Listen to Jon Hopkins discuss his meditative experiences on the Loud And Quiet podcast – Midnight Chats
So, if that single note bookend brings his concept of connectivity to life in a very audible way, he also makes it fairly easy to connect the dots throughout the rest of the album. Tracks like opener ‘Singularity’ and ‘Neon Pattern Drum’ heave into soundwave slow life, ‘Emerald Rush’ bathes and soars in a static-laden angel chorus, while the choral euphoria of ‘Feel First Life’ and the plaintive piano calm of ‘Echo Dissolve’ offset the punctuated, thudding beats with gentler moments of reflection.
These tracks are essentially Hopkins’ field notes from a higher state; points plotted on an arc that are propelled by singular intensities but co-exist as one universal thrum. And as the album’s apex, ‘Everything Connected’ embodies that intent as a 10-and-a-half-minute “techno bastard” that picks up on the brutality of ‘Open Eye Signal’, sweeps to the mountain-top then plunges into stormy subterranean depths and writhing frequencies.

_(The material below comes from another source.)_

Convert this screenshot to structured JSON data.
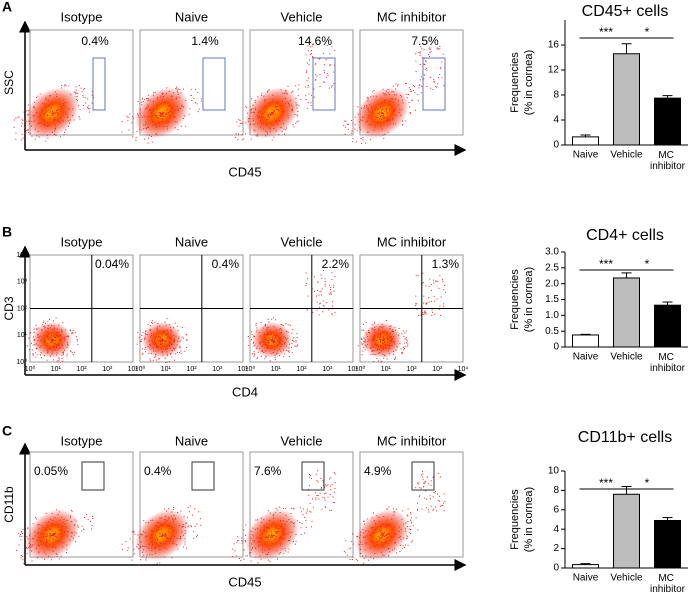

It sets up the latter half of the album for respite and reset with the undulating majesty of ‘C O S M’ pulsing with a force that sits just below the surface of sunshine bursting through trees, light refracting and feeling the blood pulse through your veins before the grinding electronic intro of ‘Luminous Beings’ gradually cedes to soft sub bass and floating melodies and, eventually, the soft finale of ‘Recovery’. As a standalone track, the latter seems incidentally light compared to what precedes it, but as the album’s climax and realization of Hopkin’s instinctive sonic journey, it’s importance becomes clearer in the aftermath as its final, hanging note completes the cycle.
Harsher critics may argue that that commitment to the concept means the latter half of the album tails off, but if these tracks were created with the intent of capturing one fluid experience, you expect a producer as scrupulous as Hopkins has had his eye on how ‘Singularity’ comes to life on stage. And with the monstrous techno heft of tracks like ‘Everything Connected’ and the suspended transcendence of ‘C O S M’ hitting hard on record, the prospect of those being amplified and reimagined through giant sound system speakers promises to be colossal.
“I experienced such joy and freedom making this music,” Hopkins say, “the process has felt like a beautiful exploration of shared consciousness. It has guided me through the last two years.”
You don’t have to believe in the transformative or research the ‘Wim Hof Method’ the way he has to truly understand the album, because if you strip away the concept, ‘Singularity’ still stands as a collection of tracks that power through everything from rugged techno and transcendent choral music to solo acoustic piano and psychedelic ambient that resonate beyond meditative exploration. But stick with Hopkins’ vision and his open-minded take on an altered state becomes an experience that reveals itself a little more with every glorious listen.